Today, our industry is caught in a dangerous cycle where attention is misdirected toward things like the number of agents as the means to increase phone coverage, minimize customer frustration, and lower call abandonment rates. The truth is that these are all important issues but do nothing to increase the support center’s effectiveness or maximize customer satisfaction. While distracted by a subjective metric like headcount, a real problem lies beneath the surface that is likely circumventing your center’s success. The problem is a lack of knowing the importance of a command center or as we call it, a Center of Excellence.

An elite player in the midst of a game and a call center agent needs every ounce of focus, intellect and even charm to make the right moves that result in their respective satisfied crowd or customer. Both the agent and the elite player have nothing left over to grapple with the wider strategy of moving the team towards its ultimate goal by looking at what needs to change. That’s like asking Michael Jordan to do his job and Phil Jackson’s at the same time.

Today, our industry is still attempting to drive performance by putting all the emphasis on using the budget to hire a specific number of agents. Those that control the budget must change the game by giving managers the freedom to ensure that there is a small expert team that concentrates on COE activities rather than on being call center agents. By giving managers the control to set up a COE, all of these metrics and goals become achievable as part of a system of continuous improvement.

"That’s like asking Michael Jordan to do his job and Phil Jackson’s at the same time."

That’s because the skilled leader of the Center of Excellence is like a skilled coach. They both guide the players by taking a more holistic view. In the case of the COE, that means the support center and support center performance. This is true whether you’re developing in-house or outsourced support centers.

Without a COE, support centers have no way of knowing if they are doing well. This is the only sure method for objective assessment and critique for plotting the course to consistently improve performance. Without this mechanism you’re just expecting to build a top performing support center by chance. Like the coach that constantly assesses the team’s current state and plots a defined path to future excellence through specific training mechanisms, a COE is the mechanism for sustained excellence in the support center.

Successful team owners understand that they need to give coaches the freedom to shape the team through constant development of a winning mindset. That requires budgetary control to build the team, apply the tools, develop the skills, enable focus, and track progress to achieve continuous excellence.

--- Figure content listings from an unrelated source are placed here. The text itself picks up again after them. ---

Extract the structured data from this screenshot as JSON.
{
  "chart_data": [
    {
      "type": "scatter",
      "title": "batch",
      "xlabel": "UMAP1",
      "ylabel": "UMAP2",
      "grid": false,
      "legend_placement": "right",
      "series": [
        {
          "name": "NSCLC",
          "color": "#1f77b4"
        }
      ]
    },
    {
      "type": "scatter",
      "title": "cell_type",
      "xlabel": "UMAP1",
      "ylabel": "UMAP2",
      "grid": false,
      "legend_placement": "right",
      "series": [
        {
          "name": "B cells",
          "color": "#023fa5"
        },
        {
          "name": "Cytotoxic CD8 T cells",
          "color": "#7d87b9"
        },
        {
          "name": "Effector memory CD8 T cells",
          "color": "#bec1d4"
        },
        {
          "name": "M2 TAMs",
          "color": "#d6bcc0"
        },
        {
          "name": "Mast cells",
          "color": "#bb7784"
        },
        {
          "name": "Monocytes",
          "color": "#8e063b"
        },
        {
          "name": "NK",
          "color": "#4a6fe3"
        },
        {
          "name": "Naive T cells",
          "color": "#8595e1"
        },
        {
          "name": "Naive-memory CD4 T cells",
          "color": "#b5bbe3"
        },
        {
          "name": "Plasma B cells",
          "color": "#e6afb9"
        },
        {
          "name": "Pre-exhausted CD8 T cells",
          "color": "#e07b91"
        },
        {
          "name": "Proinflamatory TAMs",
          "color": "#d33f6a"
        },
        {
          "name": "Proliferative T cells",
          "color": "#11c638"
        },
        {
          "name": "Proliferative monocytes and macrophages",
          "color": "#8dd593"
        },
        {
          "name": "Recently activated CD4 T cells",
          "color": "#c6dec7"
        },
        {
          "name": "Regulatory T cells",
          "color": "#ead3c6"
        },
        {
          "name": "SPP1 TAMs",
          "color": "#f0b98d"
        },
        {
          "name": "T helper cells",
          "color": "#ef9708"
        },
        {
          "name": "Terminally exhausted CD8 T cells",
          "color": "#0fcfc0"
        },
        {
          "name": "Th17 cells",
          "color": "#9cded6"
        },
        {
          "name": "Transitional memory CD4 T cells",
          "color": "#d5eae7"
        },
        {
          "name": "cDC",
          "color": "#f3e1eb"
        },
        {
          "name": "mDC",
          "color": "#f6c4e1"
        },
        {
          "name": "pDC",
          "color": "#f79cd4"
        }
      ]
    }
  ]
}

When our industry’s VP of customer service/success and CFOs give managers the control and the mandate to implement COE, they provide them with the ability to constantly know where the team stands and continually evaluate the areas they can do better. This empowers them with the mechanism to know which areas to act on and then gauge the level of improvement over time. Without this continuous improvement loop made possible by a Center of Excellence, customer service centers are playing a dangerous game where they will inevitably lose customers. To win at customer service, companies need a COE to guide them through to victory.